Some Pygmies reportedly were employed under conditions tantamount to slavery and without effective recourse to the judicial system.
d. Prohibition of Child Labor and Minimum Age for Employment
Although children below the age of 16 may not work without the express consent of the ministries of labor, education, and public health, child labor was a serious problem. The law stipulates fines and prison sentences for violations of the minimum age for work. The ministries rigorously enforced this law in urban areas with respect to citizen children, and few citizens under the age of 18 worked in the formal wage sector; however, child labor occurred in rural areas, where the law was seldom enforced.
An unknown number of children – primarily foreign – worked in marketplaces or performed domestic duties; many of these children were reportedly the victims of child trafficking. Such children generally did not attend school, received only limited medical attention, and often were exploited by employers or foster families. Laws forbidding child labor theoretically extended protection to these children, but abuses often were not reported.
The constitution and labor code protect children against exploitation. The Ministry of Justice is responsible for implementing and enforcing child labor laws and regulations. Inspectors from the Ministry of Labor are responsible for receiving, investigating, and addressing child labor complaints. However, violations were not systematically addressed because the inspection force was inadequate, and complaints were not investigated routinely. The government viewed child labor and child trafficking as closely linked; the only available survey of children in the labor force found that 97 percent were noncitizens.

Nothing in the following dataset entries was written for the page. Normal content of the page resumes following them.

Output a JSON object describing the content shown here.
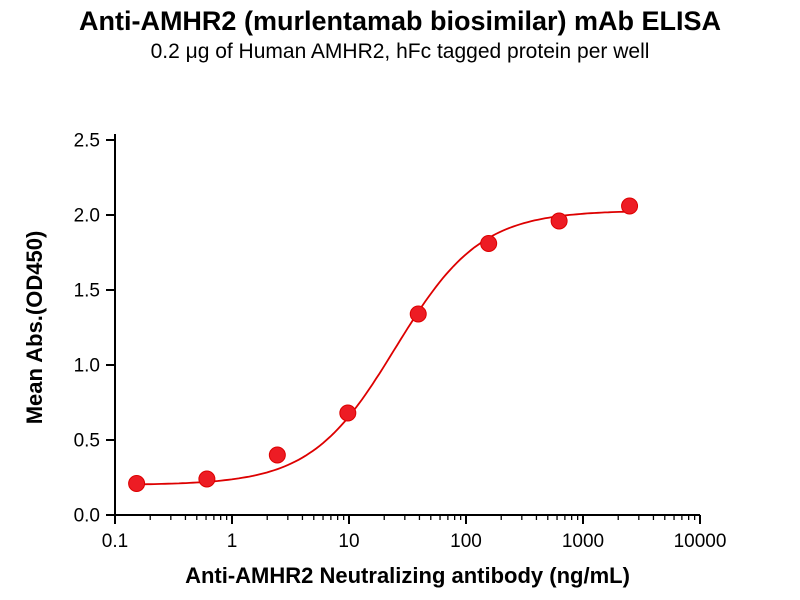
{
  "header": {
    "title": "Anti-AMHR2 (murlentamab biosimilar) mAb ELISA",
    "subtitle": "0.2 μg of Human AMHR2, hFc tagged protein per well"
  },
  "chart_data": {
    "type": "scatter",
    "title": "Anti-AMHR2 (murlentamab biosimilar) mAb ELISA",
    "subtitle": "0.2 μg of Human AMHR2, hFc tagged protein per well",
    "xlabel": "Anti-AMHR2 Neutralizing antibody (ng/mL)",
    "ylabel": "Mean Abs.(OD450)",
    "x_scale": "log",
    "xlim": [
      0.1,
      10000
    ],
    "ylim": [
      0,
      2.5
    ],
    "x_ticks": [
      0.1,
      1,
      10,
      100,
      1000,
      10000
    ],
    "x_tick_labels": [
      "0.1",
      "1",
      "10",
      "100",
      "1000",
      "10000"
    ],
    "y_ticks": [
      0,
      0.5,
      1,
      1.5,
      2,
      2.5
    ],
    "y_tick_labels": [
      "0.0",
      "0.5",
      "1.0",
      "1.5",
      "2.0",
      "2.5"
    ],
    "grid": false,
    "legend": "none",
    "series_name": "Anti-AMHR2 neutralizing antibody",
    "x": [
      0.153,
      0.61,
      2.44,
      9.77,
      39.06,
      156.25,
      625,
      2500
    ],
    "y": [
      0.21,
      0.24,
      0.4,
      0.68,
      1.34,
      1.81,
      1.96,
      2.06
    ],
    "marker_color": "#ED1C24",
    "curve_color": "#DD0000",
    "fit": {
      "model": "4PL",
      "bottom": 0.2,
      "top": 2.03,
      "ec50": 25,
      "hill": 1.2
    }
  }
}
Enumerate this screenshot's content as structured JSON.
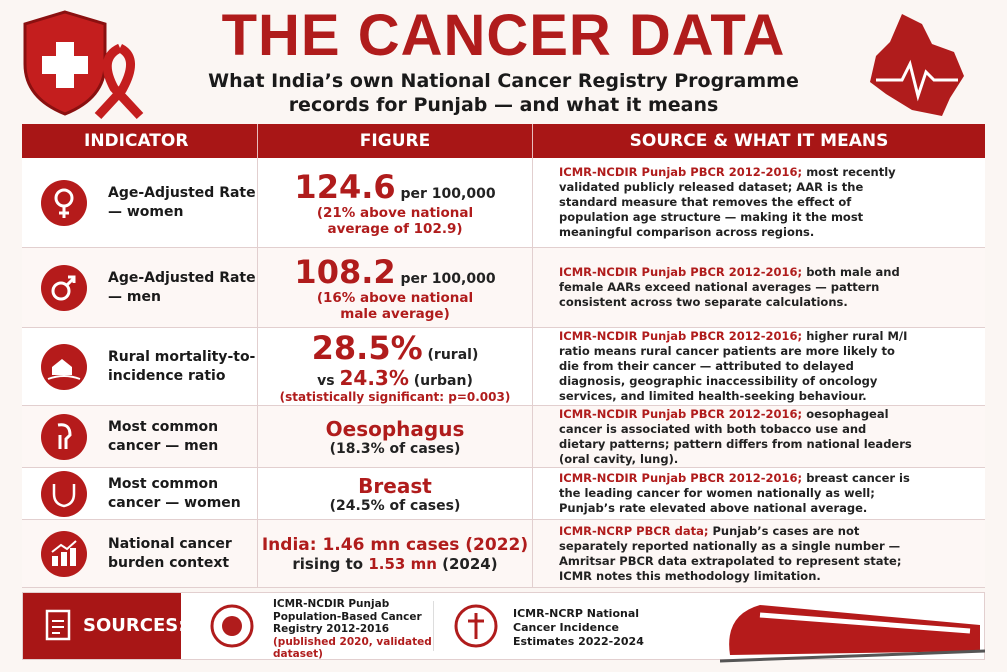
{
  "header": {
    "title": "THE CANCER DATA",
    "subtitle": [
      "What India’s own National Cancer Registry Programme",
      "records for Punjab — and what it means"
    ]
  },
  "table": {
    "columns": [
      "INDICATOR",
      "FIGURE",
      "SOURCE & WHAT IT MEANS"
    ],
    "rows": [
      {
        "indicator": "Age-Adjusted Rate — women",
        "figure": [
          "124.6",
          "per 100,000",
          "(21% above national average of 102.9)"
        ],
        "source": "ICMR-NCDIR Punjab PBCR 2012-2016;",
        "text": "most recently validated publicly released dataset; AAR is the standard measure that removes the effect of population age structure — making it the most meaningful comparison across regions."
      },
      {
        "indicator": "Age-Adjusted Rate — men",
        "figure": [
          "108.2",
          "per 100,000",
          "(16% above national male average)"
        ],
        "source": "ICMR-NCDIR Punjab PBCR 2012-2016;",
        "text": "both male and female AARs exceed national averages — pattern consistent across two separate calculations."
      },
      {
        "indicator": "Rural mortality-to-incidence ratio",
        "figure": [
          "28.5%",
          "(rural)",
          "vs",
          "24.3%",
          "(urban)",
          "(statistically significant: p=0.003)"
        ],
        "source": "ICMR-NCDIR Punjab PBCR 2012-2016;",
        "text": "higher rural M/I ratio means rural cancer patients are more likely to die from their cancer — attributed to delayed diagnosis, geographic inaccessibility of oncology services, and limited health-seeking behaviour."
      },
      {
        "indicator": "Most common cancer — men",
        "figure": [
          "Oesophagus",
          "(18.3% of cases)"
        ],
        "source": "ICMR-NCDIR Punjab PBCR 2012-2016;",
        "text": "oesophageal cancer is associated with both tobacco use and dietary patterns; pattern differs from national leaders (oral cavity, lung)."
      },
      {
        "indicator": "Most common cancer — women",
        "figure": [
          "Breast",
          "(24.5% of cases)"
        ],
        "source": "ICMR-NCDIR Punjab PBCR 2012-2016;",
        "text": "breast cancer is the leading cancer for women nationally as well; Punjab’s rate elevated above national average."
      },
      {
        "indicator": "National cancer burden context",
        "figure": [
          "India: 1.46 mn cases (2022)",
          "rising to",
          "1.53 mn",
          "(2024)"
        ],
        "source": "ICMR-NCRP PBCR data;",
        "text": "Punjab’s cases are not separately reported nationally as a single number — Amritsar PBCR data extrapolated to represent state; ICMR notes this methodology limitation."
      }
    ]
  },
  "sources": {
    "label": "SOURCES:",
    "items": [
      {
        "name": "ICMR-NCDIR Punjab Population-Based Cancer Registry 2012-2016",
        "note": "(published 2020, validated dataset)"
      },
      {
        "name": "ICMR-NCRP National Cancer Incidence Estimates 2022-2024"
      }
    ]
  }
}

e. Acceptable Conditions of Work
In September 2006 the president announced an increase in the monthly minimum wage from $98 to $178(44,000 to 80,000 CFA francs); government workers received an additional monthly allowance of $44 (20,000 CFA francs) per child. Government workers also received transportation, housing, and family benefits. The law does not mandate housing or family benefits for private sector workers. The minimum wage did not provide a decent standard of living for a worker and family.
The labor code governs working conditions and benefits for all formal sectors and theoretically provides a broad range of protection to workers; however, the government sometimes did not respect these protections. According to the law, representatives of labor, management, and the government are required to meet annually to examine economic and labor conditions and to recommend a minimum wage rate to the president, who then issues an annual decree. This procedure has not been followed since 1994, in part because the government was following a policy of wage austerity recommended by international financial institutions.
The labor code stipulates a 40-hour workweek with a minimum rest period of 48 consecutive hours. Employers must compensate workers for overtime work. Companies in the formal sector generally paid competitive wages and granted the fringe benefits required by law, including maternity leave and six weeks annual paid vacation.
The Ministry of Health established occupational health and safety standards but did not enforce or regulate them. The application of labor standards varied from company to company and between industries. In the formal sector, workers may remove themselves from dangerous work situations without fear of retribution.
The government reportedly did not enforce labor code provisions in sectors where the majority of the labor force was foreign. Foreign workers, both documented and undocumented, were obliged to work under substandard conditions; were dismissed without notice or recourse; or were mistreated physically, especially in the case of illegal immigrants. Employers frequently paid noncitizens less and required them to work longer hours, often hiring them on a short-term, casual basis to avoid paying taxes, social security contributions, and other benefits.